Baturaja,Praduganews.my.id-Kepolisian Resor Ogan Komering Ulu (Polres OKU) melaksanakan pengamanan kegiatan aksi damai yang digelar oleh Aliansi Masyarakat Peduli OKU (AMP-OKU) di Kantor Drive Bulog OKU, Jalan Lintas Sumatera, Kelurahan Kemelak Bindung Langit, Kecamatan Baturaja Timur, Kamis (12/2/2026).
Kegiatan aksi damai tersebut berlangsung sekitar pukul 09.50 WIB dengan pengawalan ketat dari aparat kepolisian guna memastikan situasi tetap aman, tertib, dan kondusif.
Pengamanan diawali dengan apel persiapan yang dilaksanakan di halaman Kantor Drive Bulog OKU. Apel dipimpin oleh Kasat Binmas Polres OKU AKP Ujang Abdul Aziz, S.E., didampingi Wakapolsek Baturaja Timur Iptu Bustami, Kasi Humas Polres OKU AKP Feri Zulfian, KBO Samapta Iptu Apris Suswanto, serta Kanit Samapta Polsek Baturaja Timur Ipda Fahrudin.

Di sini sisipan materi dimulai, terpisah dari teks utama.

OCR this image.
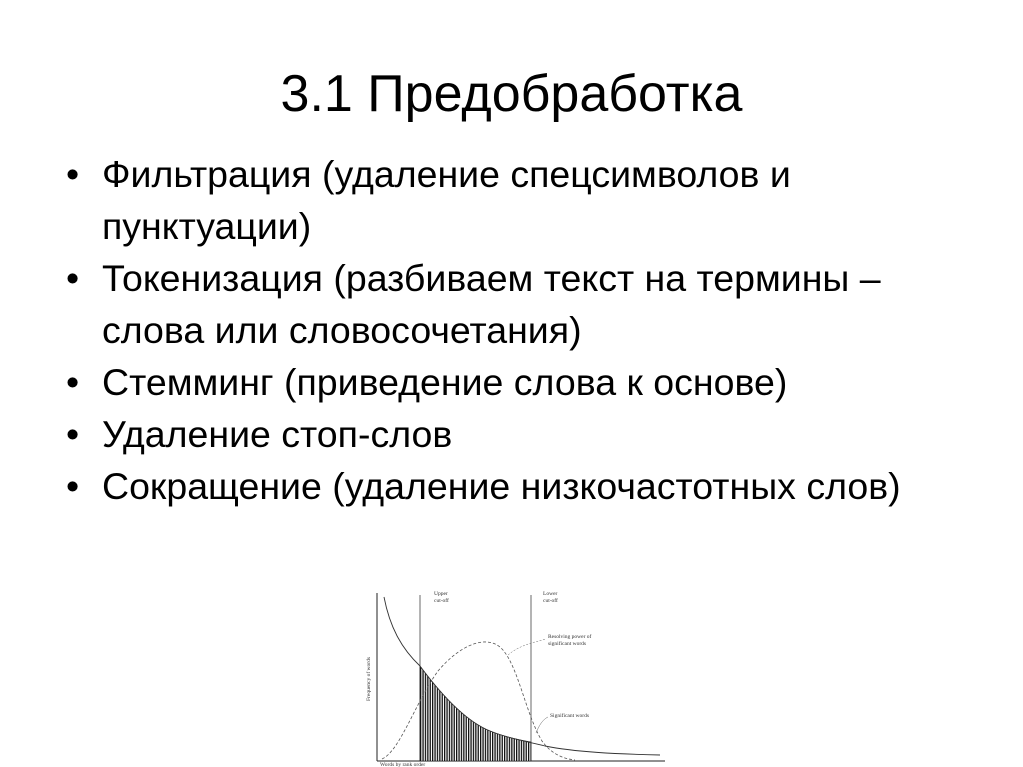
3.1 Предобработка
• Фильтрация (удаление спецсимволов и пунктуации)
• Токенизация (разбиваем текст на термины – слова или словосочетания)
• Стемминг (приведение слова к основе)
• Удаление стоп-слов
• Сокращение (удаление низкочастотных слов)
Upper
cut-off
Lower
cut-off
Resolving power of
significant words
Significant words
Frequency of words
Words by rank order
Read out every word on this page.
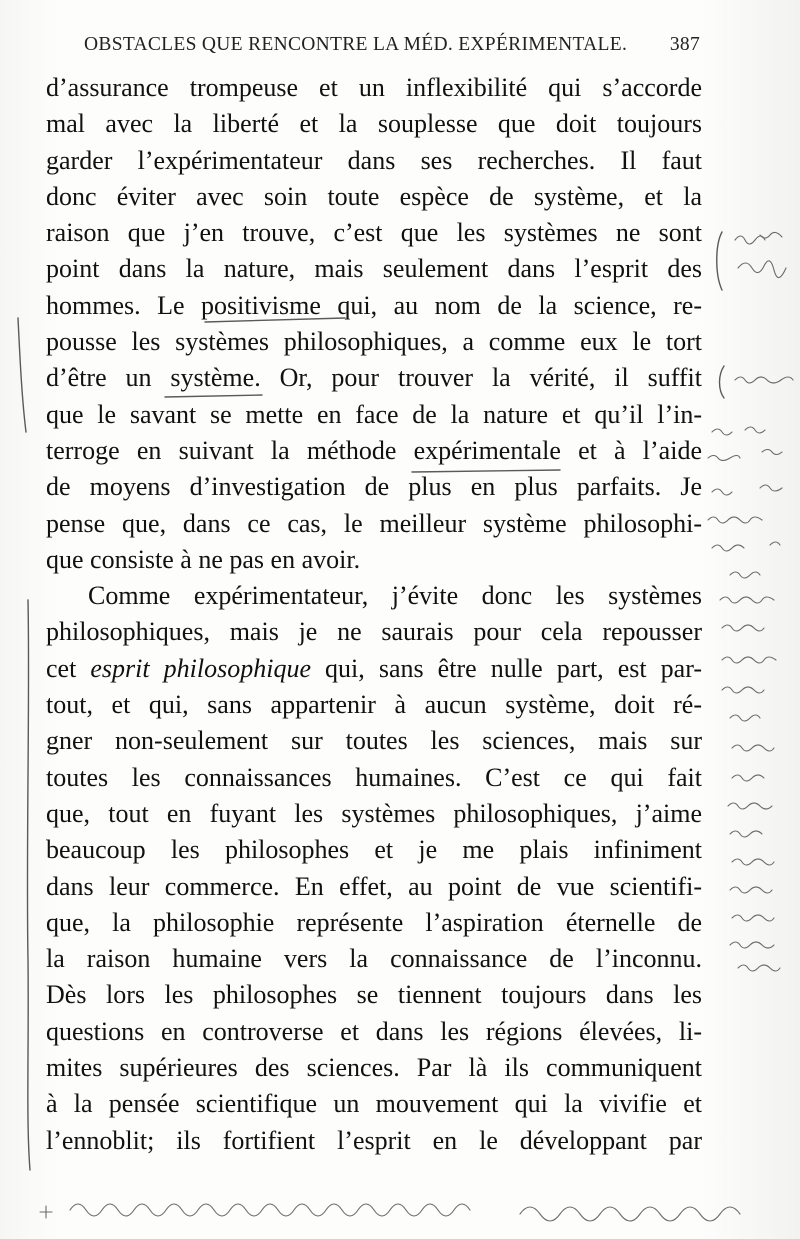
OBSTACLES QUE RENCONTRE LA MÉD. EXPÉRIMENTALE. 387
d’assurance trompeuse et un inflexibilité qui s’accorde
mal avec la liberté et la souplesse que doit toujours
garder l’expérimentateur dans ses recherches. Il faut
donc éviter avec soin toute espèce de système, et la
raison que j’en trouve, c’est que les systèmes ne sont
point dans la nature, mais seulement dans l’esprit des
hommes. Le positivisme qui, au nom de la science, re-
pousse les systèmes philosophiques, a comme eux le tort
d’être un système. Or, pour trouver la vérité, il suffit
que le savant se mette en face de la nature et qu’il l’in-
terroge en suivant la méthode expérimentale et à l’aide
de moyens d’investigation de plus en plus parfaits. Je
pense que, dans ce cas, le meilleur système philosophi-
que consiste à ne pas en avoir.
Comme expérimentateur, j’évite donc les systèmes
philosophiques, mais je ne saurais pour cela repousser
cet esprit philosophique qui, sans être nulle part, est par-
tout, et qui, sans appartenir à aucun système, doit ré-
gner non-seulement sur toutes les sciences, mais sur
toutes les connaissances humaines. C’est ce qui fait
que, tout en fuyant les systèmes philosophiques, j’aime
beaucoup les philosophes et je me plais infiniment
dans leur commerce. En effet, au point de vue scientifi-
que, la philosophie représente l’aspiration éternelle de
la raison humaine vers la connaissance de l’inconnu.
Dès lors les philosophes se tiennent toujours dans les
questions en controverse et dans les régions élevées, li-
mites supérieures des sciences. Par là ils communiquent
à la pensée scientifique un mouvement qui la vivifie et
l’ennoblit; ils fortifient l’esprit en le développant par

Apel tersebut diikuti oleh personel Polres OKU dan Polsek Baturaja Timur yang terlibat dalam pengamanan.
Aksi damai AMP-OKU dipimpin oleh Antoni selaku koordinator lapangan dan diikuti sekitar 20 orang peserta. Dalam aksinya, massa membawa sejumlah spanduk yang berisi tuntutan, di antaranya meminta Kepala Bulog OKU Raya mundur dari jabatan karena dinilai tidak maksimal melakukan pengawasan terhadap pendistribusian beras bantuan. Selain itu, massa juga menyoroti dugaan kualitas beras bantuan yang dinilai tidak layak konsumsi serta adanya dugaan pungutan liar (pungli) dalam pendistribusian beras bantuan di tingkat kecamatan dan desa. AMP-OKU juga meminta agar kinerja karyawan Bulog OKU Raya diawasi lebih ketat.
Usai menyampaikan aspirasi, aksi damai dilanjutkan dengan audiensi yang diterima langsung oleh Kepala Bulog Drive OKU Raya. Dalam pertemuan tersebut, perwakilan peserta aksi menyampaikan harapan agar pihak Perum Bulog Cabang OKU dapat meningkatkan pengawasan terhadap kualitas dan pendistribusian beras bantuan, mengingat adanya temuan di lapangan terkait beras yang dinilai tidak layak dikonsumsi oleh masyarakat. Selain itu, peserta aksi juga menyoroti dugaan pungli yang dilakukan oleh oknum penyalur bantuan di tingkat kecamatan dan kelurahan/desa yang dinilai memberatkan masyarakat penerima bantuan.
Menanggapi hal tersebut, Kepala Perum Bulog Cabang OKU menyampaikan apresiasi dan ucapan terima kasih kepada peserta aksi atas kepedulian terhadap permasalahan pendistribusian dan kualitas beras Bulog di wilayah Kabupaten OKU. Pihak Bulog berkomitmen untuk melakukan evaluasi serta memperbaiki kinerja dan pengawasan yang selama ini dinilai belum maksimal.
Lebih lanjut disampaikan bahwa ke depan penyaluran beras medium SPHP akan dilakukan melalui Program Koperasi Merah Putih di setiap desa wilayah Kabupaten OKU. Apabila masyarakat menemukan beras medium SPHP dalam kondisi rusak, turun mutu, atau tidak layak konsumsi, maka beras tersebut dapat dikembalikan (return) kepada pihak Bulog.
Terkait dugaan pungli dalam pendistribusian bantuan pangan, Bulog menegaskan bahwa sebagai transportir bantuan pangan, pihaknya tidak memungut biaya dalam pendistribusian beras ke wilayah Kabupaten OKU. Apabila terdapat pungutan lain, hal tersebut bukan berasal dari Bulog. Meski demikian, Bulog tetap akan melakukan evaluasi serta koordinasi dengan Pemerintah Kabupaten OKU guna meningkatkan pengawasan mekanisme pendistribusian beras bantuan, mengingat proses penyaluran juga melibatkan pemerintah kecamatan dan kelurahan/desa.
Setelah audiensi berlangsung dan peserta aksi memahami penjelasan dari pihak Bulog Cabang OKU, sekitar pukul 11.00 WIB rombongan massa aksi membubarkan diri dengan tertib. Selama kegiatan berlangsung, situasi terpantau aman, kondusif, dan terkendali.